Not much of a shelter yet!

Once in place and secured, we had to install flashing under where they exit the house, to keep rain from rotting away the ends of the joists and the beams they sit on. Again, this seemed to take forever. But they turned out well – here’s the view from the second floor:

Fall in the Upper Penninsula

And here’s the view from the first floor. Almost seems a shame to cover the view of the sky through the floor!

What a web we weave!

Our next task is to continue the post-n-beam structure upwards, building the second-floor walls. Once we’re done with that, the roofer will take over and we’ll have a skeletal frame with a roof overhead, ready for us to start cordwooding next spring.

The weather has been really crazy this year. From the beginning of July until the first week of September or so, we received almost no rain whatsoever. Terrible drought, complete with wildfires burning tens of thousands of acres here in the U.P. Since then, it has rained buckets, completely saturating the ground, washing out roads, and making it difficult to work outdoors. So, at this point, it’s a race against time and the elements to try to meet our goal for this year of a roof in place.

One nice effect of the rain was the magnificent crop of mushrooms that sprang up in mid-September:

Yes, they actually are magic!

These are very interesting toadstools, see this page for all the gory details of the amanita muscaria formosa.

Snappy & the Lizard

In mid-July, Mike from Frog Valley Woods delivered the first load of timbers, now nicely seasoned. We tried to design the house to use short lengths of timber, mostly 8- and 10-footers; all but two are 6 X 6 inch, 6 X 8 inch or 8 X 8 inch. These were all fairly easy for Mike and I to unload and stack next to the foundation, but for the 12- and 14-footers he brought an electric winch with a claw at the end, sort of like one of those carnival games.
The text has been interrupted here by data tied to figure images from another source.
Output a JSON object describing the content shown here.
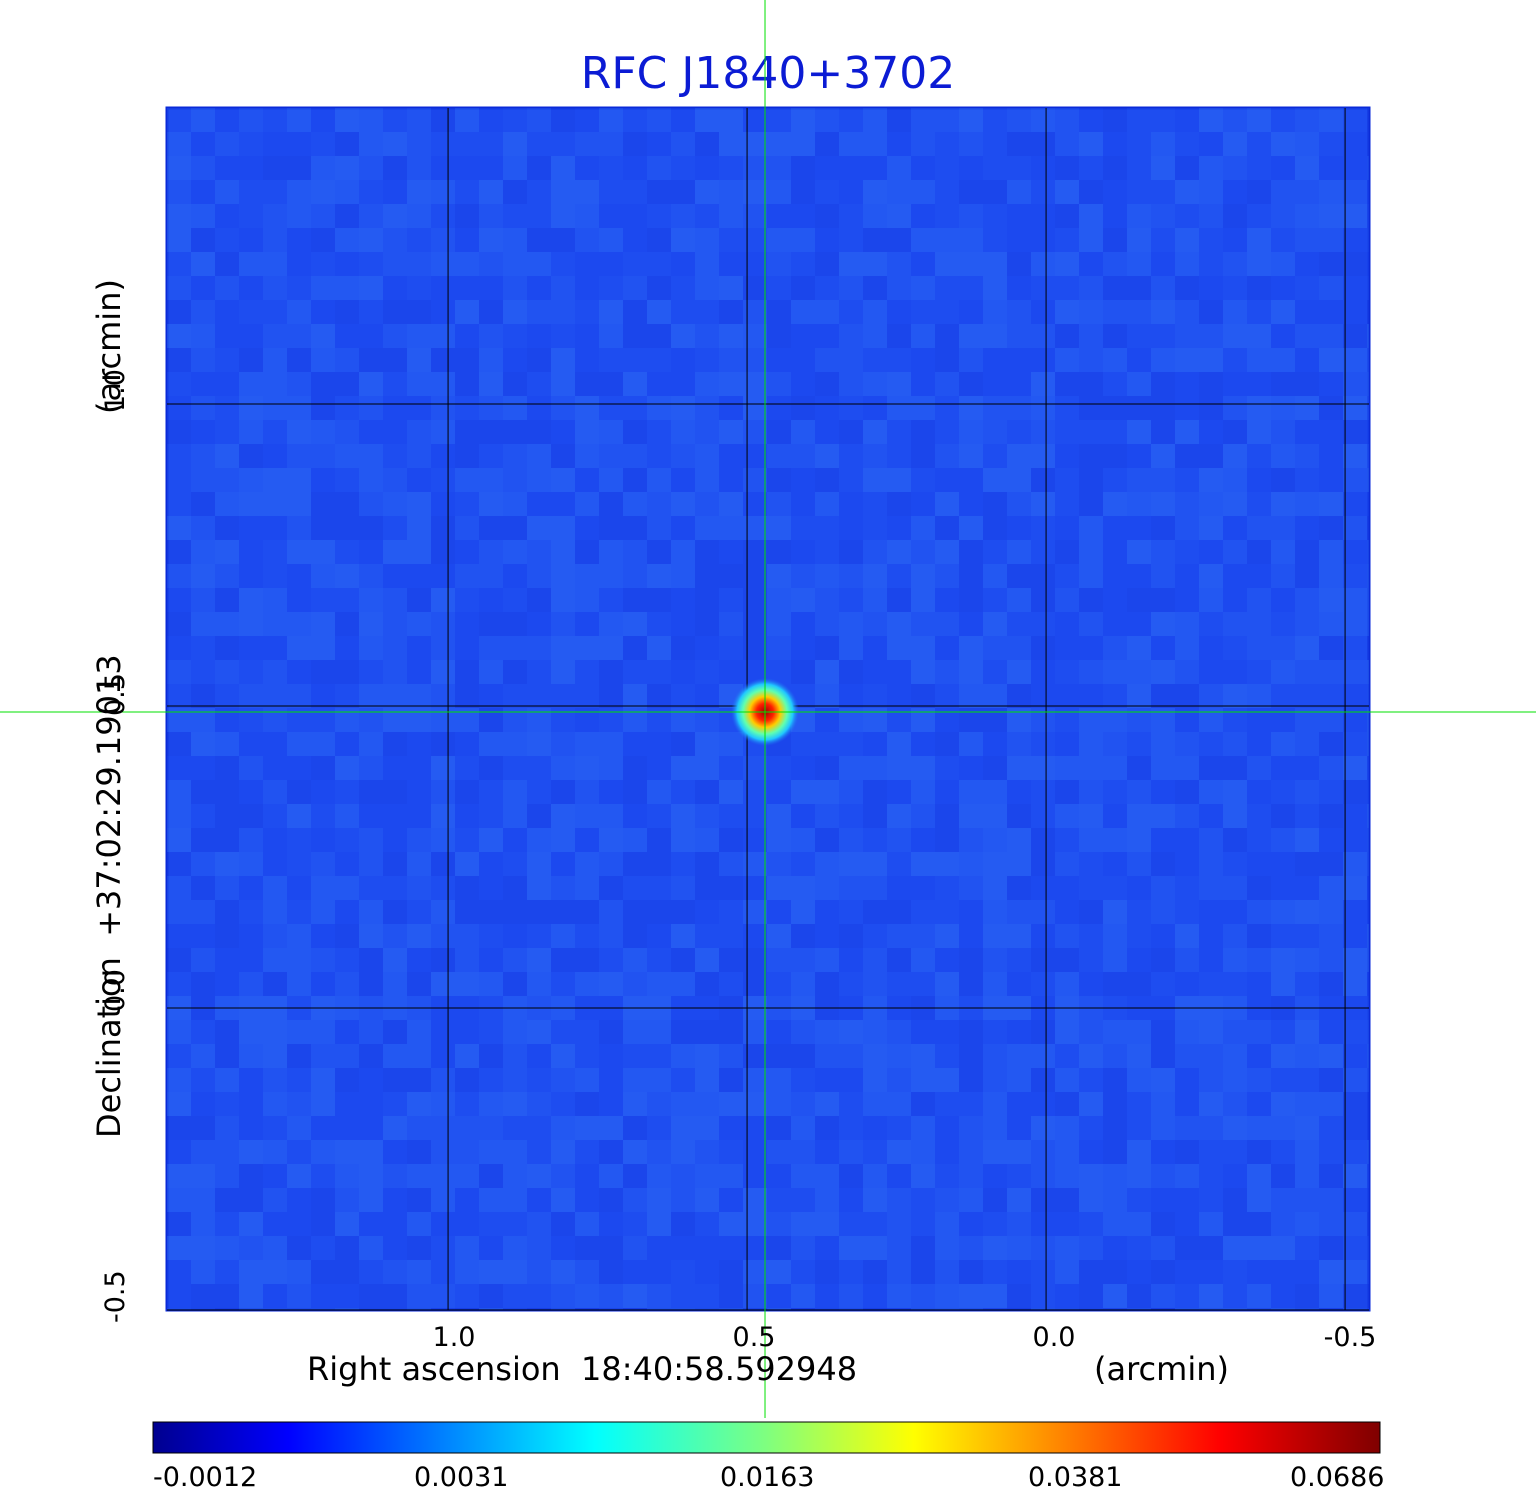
{
  "chart_data": {
    "type": "heatmap",
    "title": "RFC J1840+3702",
    "xlabel": "Right ascension  18:40:58.592948",
    "xlabel_unit": "(arcmin)",
    "ylabel": "Declination  +37:02:29.19013",
    "ylabel_unit": "(arcmin)",
    "x_ticks": [
      "1.0",
      "0.5",
      "0.0",
      "-0.5"
    ],
    "x_tick_values": [
      1.0,
      0.5,
      0.0,
      -0.5
    ],
    "y_ticks": [
      "1.0",
      "0.5",
      "0.0",
      "-0.5"
    ],
    "y_tick_values": [
      1.0,
      0.5,
      0.0,
      -0.5
    ],
    "xlim": [
      1.47,
      -0.54
    ],
    "ylim": [
      -0.5,
      1.49
    ],
    "colormap": "jet",
    "colorbar_ticks": [
      "-0.0012",
      "0.0031",
      "0.0163",
      "0.0381",
      "0.0686"
    ],
    "colorbar_range": [
      -0.0012,
      0.0686
    ],
    "source_peak": {
      "x": 0.47,
      "y": 0.49,
      "value": 0.0686
    },
    "crosshair": {
      "x": 0.47,
      "y": 0.49,
      "color": "#00e000"
    },
    "grid": true,
    "background_color": "#1f4ff0"
  }
}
Except you wouldn’t break your foot if you dropped a stuffed animal on it.

Well, it's a start

The vertical posts are a bit tricky – we have to make sure they’re truly vertical both side-to-side and front-to-back (i.e., plumb). Then we have to brace them in both directions to make sure they don’t shift out of alignment. Still, after the first weekend, we had a row of them in place:

Like a row of Rory Calhouns

The full birch logs we planned to put in the center of the house were much more of a challenge, though. We had hoped Richard Brooks, a friend of Dave Bach, could lift them into place with an invention of his – a small crane mounted to a pickup truck. He asked me to calculate the weight of each one, and they came out to over a thousand pounds each! Well, no way could he lift them with his crane, and we didn’t want to have a big crane brought in at great expense and disruption to the house site. He did have some ideas of how to put them up, though, and he loaned us a rolling truck/dolly type thing to move the logs around on. The thing is low-slung with tall tires, and Clare started calling it “The Lizard” – see for yourself:

Pretty easy to catch this lizard

Once we used the Lizard to get the first log near the spot it was to end up on, Dave Bach (who also had some great advice) and I tied a rope to the top of the log, ran it through a pulley at the top of a tripod I built, and tied the other end to the ol’ pickup.

Pyramid Power!

Then, I backed up the truck and hoisted the log up:

Never did this in Driver's Ed

Finally, we move it into just the right position and let it down slowly.

Precision birchery

These pics are of the second log, which Clare, Matt and I raised on a lovely Saturday morning. After raising the first two, we decided against using four logs – it would have been overwhelming in a not-very-large room. So, these two will flank the masonry heater:

The Logs of Today

Then it was time to put some horizontal beams across the vertical posts. This went more quickly since we don’t have to brace them, just put them in place, make sure they’re level, and screw them down with gigantic timber screws. We borrowed a rolling scaffold from Dave to do this. He called it “Snappy,” which I thought was a bit odd since I hadn’t known Dave to name inanimate objects like Clare and I do. Upon closer inspection, though, I saw that Snappy was indeed the name of this model of scaffolding.
Woodhenge?

Finally we’re in the third dimension!